A frustração — assim como a alegria, a esperança, o medo — é também uma experiência estética: a literatura do século XX abunda em volumes sobre o fascínio do desencanto. Mas não, não vim hoje falar de Kafka ou Céline, mas da série Game of Thrones, da HBO, que nos ofereceu um interessante caso de estudo sobre o poder das sensações partilhadas — ainda que a sensação, no caso, seja algo próximo ao coito interrompido. Ao que me parece, o épico anticlímax não foi culpa apenas dos roteiristas, mas resultado de problemas que já estavam semeados nos livros de George R.R. Martin; e esses problemas estão vinculados a uma das mais antigas querelas da escrita criativa: a oposição entre o que chamo de método platônico e método aristotélico na invenção de uma história.

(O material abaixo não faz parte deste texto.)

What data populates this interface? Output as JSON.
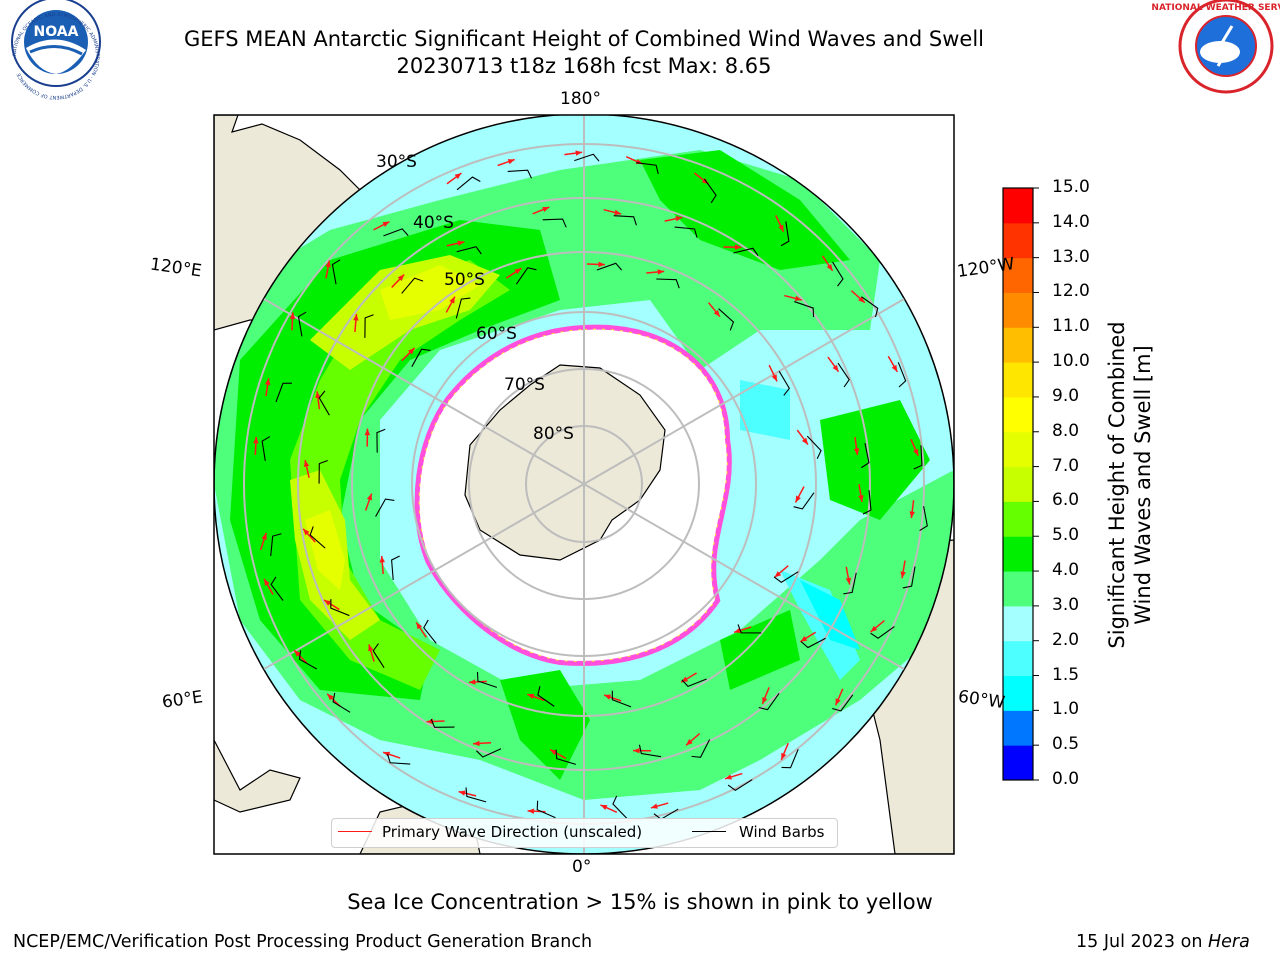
{
  "header": {
    "title_line1": "GEFS MEAN Antarctic Significant Height of Combined Wind Waves and Swell",
    "title_line2": "20230713 t18z 168h fcst   Max: 8.65"
  },
  "logos": {
    "left_text": "NOAA",
    "left_ring": "NATIONAL OCEANIC AND ATMOSPHERIC ADMINISTRATION · U.S. DEPARTMENT OF COMMERCE",
    "right_ring": "NATIONAL WEATHER SERVICE"
  },
  "map": {
    "longitude_labels": {
      "top": "180°",
      "bottom": "0°",
      "upper_left": "120°E",
      "lower_left": "60°E",
      "upper_right": "120°W",
      "lower_right": "60°W"
    },
    "latitude_labels": [
      "30°S",
      "40°S",
      "50°S",
      "60°S",
      "70°S",
      "80°S"
    ],
    "colors": {
      "land": "#ede9d9",
      "ice": "#ffffff",
      "ice_edge_pink": "#ff4fdc",
      "ice_edge_yellow": "#ffd93a",
      "grid": "#bdbdbd",
      "wave_arrow": "#ff1a1a",
      "wind_barb": "#000000"
    }
  },
  "legend": {
    "wave_label": "Primary Wave Direction (unscaled)",
    "barb_label": "Wind Barbs"
  },
  "colorbar": {
    "title_line1": "Significant Height of Combined",
    "title_line2": "Wind Waves and Swell [m]",
    "ticks": [
      "15.0",
      "14.0",
      "13.0",
      "12.0",
      "11.0",
      "10.0",
      "9.0",
      "8.0",
      "7.0",
      "6.0",
      "5.0",
      "4.0",
      "3.0",
      "2.0",
      "1.5",
      "1.0",
      "0.5",
      "0.0"
    ],
    "colors": [
      "#0000ff",
      "#0077ff",
      "#00ffff",
      "#4dffff",
      "#a4ffff",
      "#4dff7a",
      "#00ee00",
      "#66ff00",
      "#c7ff00",
      "#e6ff00",
      "#ffff00",
      "#ffe600",
      "#ffbf00",
      "#ff8c00",
      "#ff6600",
      "#ff3300",
      "#ff0000"
    ]
  },
  "notes": {
    "sea_ice": "Sea Ice Concentration > 15% is shown in pink to yellow"
  },
  "footer": {
    "left": "NCEP/EMC/Verification Post Processing Product Generation Branch",
    "right_date": "15 Jul 2023 on",
    "right_host": "Hera"
  }
}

O método platônico foi descrito de forma insuperável por Edgar Allan Poe no ensaio “A Filosofia da Composição”, de 1846: “Todo enredo, para ser digno desse nome, deve ser elaborado até seu desfecho, antes que se encoste a pena ao papel. É apenas com o desfecho constantemente em vista que podemos conferir a um enredo seu indispensável ar de consequência ou causalidade”. Segundo a filosofia de Poe, um barco não deve zarpar sem saber a que porto se dirige: o enredo já existe na mente do autor, e o ato da escrita apenas o recupera — assim como, na teoria platônica, a alma relembra as Ideias que vislumbrou antes de vir à Terra. Já o método aristotélico se parece mais a uma investigação, ou uma jornada sem rumo certo. O ato de escrever não reproduz uma ideia pronta, mas é simultâneo à própria criação: como um barco que explora mares desconhecidos e vai descobrindo novos arquipélagos pelo caminho.

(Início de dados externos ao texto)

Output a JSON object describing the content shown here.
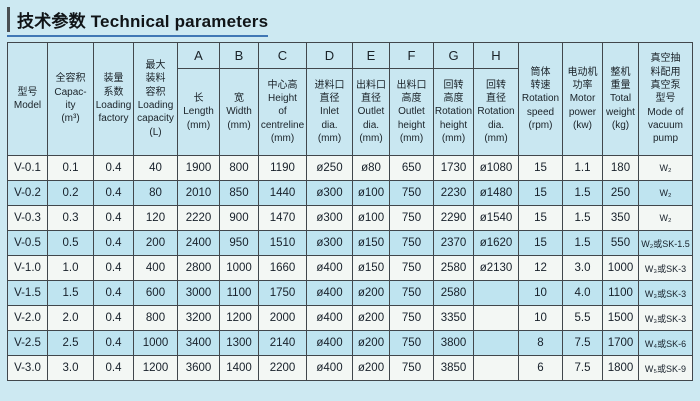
{
  "page": {
    "title": "技术参数 Technical parameters"
  },
  "colors": {
    "page_background": "#cde9f2",
    "header_background": "#c9e7f1",
    "row_plain": "#f3f7f4",
    "row_alt": "#bfe4f0",
    "title_underline": "#4077b5",
    "grid_border": "#41474c"
  },
  "table": {
    "header": {
      "span_left": [
        {
          "name": "model",
          "lines": "型号\nModel"
        },
        {
          "name": "capacity",
          "lines": "全容积\nCapac-\nity\n(m³)"
        },
        {
          "name": "loading-factor",
          "lines": "装量\n系数\nLoading\nfactory"
        },
        {
          "name": "loading-capacity",
          "lines": "最大\n装料\n容积\nLoading\ncapacity\n(L)"
        }
      ],
      "lettered": [
        {
          "letter": "A",
          "lines": "长\nLength\n(mm)"
        },
        {
          "letter": "B",
          "lines": "宽\nWidth\n(mm)"
        },
        {
          "letter": "C",
          "lines": "中心高\nHeight\nof\ncentreline\n(mm)"
        },
        {
          "letter": "D",
          "lines": "进料口\n直径\nInlet\ndia.\n(mm)"
        },
        {
          "letter": "E",
          "lines": "出料口\n直径\nOutlet\ndia.\n(mm)"
        },
        {
          "letter": "F",
          "lines": "出料口\n高度\nOutlet\nheight\n(mm)"
        },
        {
          "letter": "G",
          "lines": "回转\n高度\nRotation\nheight\n(mm)"
        },
        {
          "letter": "H",
          "lines": "回转\n直径\nRotation\ndia.\n(mm)"
        }
      ],
      "span_right": [
        {
          "name": "rotation-speed",
          "lines": "筒体\n转速\nRotation\nspeed\n(rpm)"
        },
        {
          "name": "motor-power",
          "lines": "电动机\n功率\nMotor\npower\n(kw)"
        },
        {
          "name": "total-weight",
          "lines": "整机\n重量\nTotal\nweight\n(kg)"
        },
        {
          "name": "vacuum-pump",
          "lines": "真空抽\n料配用\n真空泵\n型号\nMode of\nvacuum\npump"
        }
      ]
    },
    "rows": [
      [
        "V-0.1",
        "0.1",
        "0.4",
        "40",
        "1900",
        "800",
        "1190",
        "ø250",
        "ø80",
        "650",
        "1730",
        "ø1080",
        "15",
        "1.1",
        "180",
        "W₂"
      ],
      [
        "V-0.2",
        "0.2",
        "0.4",
        "80",
        "2010",
        "850",
        "1440",
        "ø300",
        "ø100",
        "750",
        "2230",
        "ø1480",
        "15",
        "1.5",
        "250",
        "W₂"
      ],
      [
        "V-0.3",
        "0.3",
        "0.4",
        "120",
        "2220",
        "900",
        "1470",
        "ø300",
        "ø100",
        "750",
        "2290",
        "ø1540",
        "15",
        "1.5",
        "350",
        "W₂"
      ],
      [
        "V-0.5",
        "0.5",
        "0.4",
        "200",
        "2400",
        "950",
        "1510",
        "ø300",
        "ø150",
        "750",
        "2370",
        "ø1620",
        "15",
        "1.5",
        "550",
        "W₂或SK-1.5"
      ],
      [
        "V-1.0",
        "1.0",
        "0.4",
        "400",
        "2800",
        "1000",
        "1660",
        "ø400",
        "ø150",
        "750",
        "2580",
        "ø2130",
        "12",
        "3.0",
        "1000",
        "W₃或SK-3"
      ],
      [
        "V-1.5",
        "1.5",
        "0.4",
        "600",
        "3000",
        "1100",
        "1750",
        "ø400",
        "ø200",
        "750",
        "2580",
        "",
        "10",
        "4.0",
        "1100",
        "W₃或SK-3"
      ],
      [
        "V-2.0",
        "2.0",
        "0.4",
        "800",
        "3200",
        "1200",
        "2000",
        "ø400",
        "ø200",
        "750",
        "3350",
        "",
        "10",
        "5.5",
        "1500",
        "W₃或SK-3"
      ],
      [
        "V-2.5",
        "2.5",
        "0.4",
        "1000",
        "3400",
        "1300",
        "2140",
        "ø400",
        "ø200",
        "750",
        "3800",
        "",
        "8",
        "7.5",
        "1700",
        "W₄或SK-6"
      ],
      [
        "V-3.0",
        "3.0",
        "0.4",
        "1200",
        "3600",
        "1400",
        "2200",
        "ø400",
        "ø200",
        "750",
        "3850",
        "",
        "6",
        "7.5",
        "1800",
        "W₅或SK-9"
      ]
    ]
  }
}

Ambos os métodos têm virtudes e defeitos. O planejamento prévio evita incongruências, mas pode sufocar a imaginação; o improviso atiça a vivacidade, mas às vezes resulta em desfechos desengonçados. Muitos autores preferem um meio-termo. Jorge Luis Borges só se sentava para escrever um conto quando tinha o início e o fim na cabeça — mas improvisava nos estágios intermediários. J.R.R. Tolkien às vezes escrevia um capítulo sem saber o que aconteceria no próximo; mas, chegando ao fim de O Senhor dos Anéis, reescreveu o livro inteiro de trás para frente, aparando arestas — tudo isso antes de publicar o primeiro volume.
E eis aí, oh frustrados e frustradas de todo o mundo, o problema que nos concerne. Os livros da série Game of Thrones foram publicados enquanto o autor inventava a história: o improviso funcionou por milhares de páginas, mas eventualmente a maldição de Poe o apanhou. Impossíveis de serem amarradas, as pontas soltas acabaram enredando o próprio enredo — e o tropeço se transmitiu das páginas à tela. Não quero dizer, com isso, que o modus scribendi de Poe seja o único aceitável; mas o fracasso homérico da maior série de televisão do mundo moderno aponta uma verdade eterna, daquelas que ninguém despreza sem pagar um preço: toda história bem contada é um salto acrobático entre a liberdade e o rigor.